Guanine deaminase: Significance, assay, identification of inhibitors, and evidence for redox regulation

T Shaw, DS Bowden. Victorian Infectious Diseases Reference Laboratory y, Victoria 3051, Australia

For nearly half a century, the enzyme guanine deaminase (GDA; EC 3.5.4.3), has been recognized as a critical component of the enzymatic machinery of purine homeostasis in both prokaryotes and eukaryotes. GDA (also known as guanase, cypin and nedasin), which has been exceptionally highly conserved during evolution, is a small, zinc-dependent homodimer that catalyses the irreversible hydrolytic deamination of guanine, producing ammonium ions and xanthine. Four GDA isoforms, resulting from alternative mRNA splicing, have been identified. GDA is the main regulator of the intracellular guanine nucleotide pool, which is the smallest and most critical of the nucleotide pools in many cell types. Besides serving as cofactors and nucleic acid precursors, guanine nucleotides are essential components of numerous signalling pathways; they also regulate cell motility and sub-cellular trafficking via direct and indirect interactions with cytoskeletal proteins. GDA expression is developmentally regulated in mammals, in which it appears to control the supply of deoxyguanosine for mitochondrial DNA synthesis. In adult humans GDA expression is restricted mainly to hepatocytes, primitive immune cells and specific components of the nervous system, with lesser activity in some renal cells. GDA plays vital, linked roles in hepatic purine homeostasis, neural development and innate and acquired immunity. GDA activity in body fluids is barely detectable by most assays and its detection in serum or cerebrospinal fluid (CSF) is regarded as sensitive indicator of tissue damage or neoplasia. Increased neural GDA expression has been associated with stress, psychoses and depression.

Although GDA is an attractive prospective drug target for treatment of both liver diseases and cognitive disorders, very few effective inhibitors and/or activators of GDA have been reported to date, partly because of technical difficulties associated with assaying GDA activity: the enzyme is subject to regulation by numerous factors including redox state, divalent metal cations, certain anions and endogenous nucleotides as well as being inhibited by its own substrate and products, so its kinetics are complex. Bothe guanine and xanthine are barely soluble in aqueous media, which is also problematic.

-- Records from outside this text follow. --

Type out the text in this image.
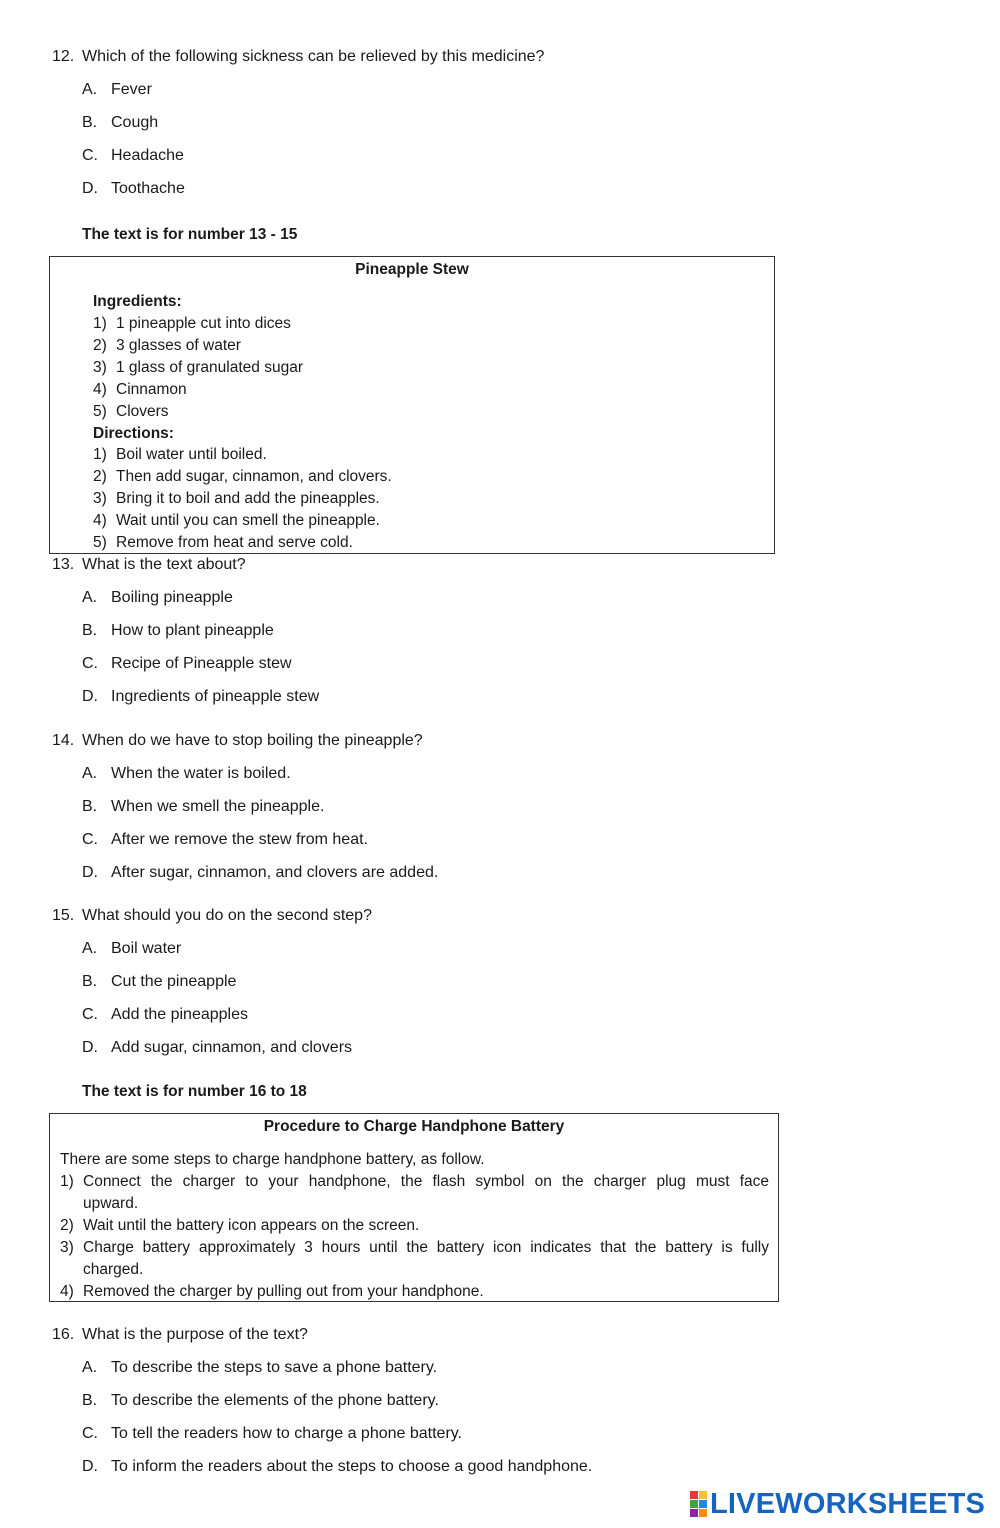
12. Which of the following sickness can be relieved by this medicine?
A. Fever
B. Cough
C. Headache
D. Toothache
The text is for number 13 - 15
Pineapple Stew
Ingredients:
1) 1 pineapple cut into dices
2) 3 glasses of water
3) 1 glass of granulated sugar
4) Cinnamon
5) Clovers
Directions:
1) Boil water until boiled.
2) Then add sugar, cinnamon, and clovers.
3) Bring it to boil and add the pineapples.
4) Wait until you can smell the pineapple.
5) Remove from heat and serve cold.
13. What is the text about?
A. Boiling pineapple
B. How to plant pineapple
C. Recipe of Pineapple stew
D. Ingredients of pineapple stew
14. When do we have to stop boiling the pineapple?
A. When the water is boiled.
B. When we smell the pineapple.
C. After we remove the stew from heat.
D. After sugar, cinnamon, and clovers are added.
15. What should you do on the second step?
A. Boil water
B. Cut the pineapple
C. Add the pineapples
D. Add sugar, cinnamon, and clovers
The text is for number 16 to 18
Procedure to Charge Handphone Battery
There are some steps to charge handphone battery, as follow.
1) Connect the charger to your handphone, the flash symbol on the charger plug must face
upward.
2) Wait until the battery icon appears on the screen.
3) Charge battery approximately 3 hours until the battery icon indicates that the battery is fully
charged.
4) Removed the charger by pulling out from your handphone.
16. What is the purpose of the text?
A. To describe the steps to save a phone battery.
B. To describe the elements of the phone battery.
C. To tell the readers how to charge a phone battery.
D. To inform the readers about the steps to choose a good handphone.
LIVEWORKSHEETS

We have developed an ultrasensitive high-throughput fluorometricmicrotitre plate assay for GDA by using coupled enzyme reactions (xanthine oxidase, uricase and peroxidase) that ultimately generate hydrogen peroxide, which is detected by oxidation of 10-acetyl-3,7-dihydroxyphenoxazine (Amplex Red). The high emission of the fluorescent product resorufin permits increases in sensitivity of the order of more than 1000-fold relative to conventional spectrophotometric and colorimetric assays. GDA purified from rabbit liver (purchased from Sigma) or partly purified from human sera collected during acute phase hepatitis A infection were used as the enzyme source. The assay protocol was essentially as described by Fernandez et al., [1], except that fluorimetric rather than colorimetric detection was used.Microtitre plate assays were performed at 37 °C and pH 7.6 in phosphate buffered saline containing 20 mM dimethylsulfone to increase the solubility of guanine and xanthine.

We have used the assay to monitor serum GDA as an indicator of liver damage and repair during the course of viral hepatitis and as an indicator of response to antiviral chemotherapy for chronic hepatitis B and C. We have also it to identify potential inhibitors of GDA and/or xanthine oxidase. Activities of GDA inhibitors identified by the fluorometric assay were confirmed using spectrophotometric assays in which guanine hydrolysis was monitored by decreases in absorbance at 245nm.

Besides the purine derivatives already reported by Fernández and colleaugues [1], we identified additional inhibitors with Kis in the micromolar range, the more potent of which included 8-hydroxyguanine (8-OH-G), a major product of oxidative damage to DNA and RNA. Its inhibitory activity against human serum GDA was comparable to that of the reference inhibitor 5-Aminoimidazole-4-carboxamide (Ki~3 microM) The enzyme Km for guanine in this assay was 6.0 +/- 0.1 microM, whilst 8-OH-G and some related purine derivatives had Kis < 5 microM.

Together with existing data, these observations suggest a further level of complexity in the function of GDA as a regulator of guanine nucleotide signalling and further emphasize its biological significance. The presence of probable binding sites for Sp1 and NF-kappaB in the promoter region of the GDA gene, together with circumstantial evidence from clinical observations, implies that transcription and expression of GDA is regulated by redox stress: our results suggest that 8-hydroxyguanine and 8-hydroxy-2’-deoxyguanosine may regulate the activity of the GDA in vivo.

Reference[1] Fernández, J.R.et al. Bioorg Med Chem. 2010; 18:6748-6755.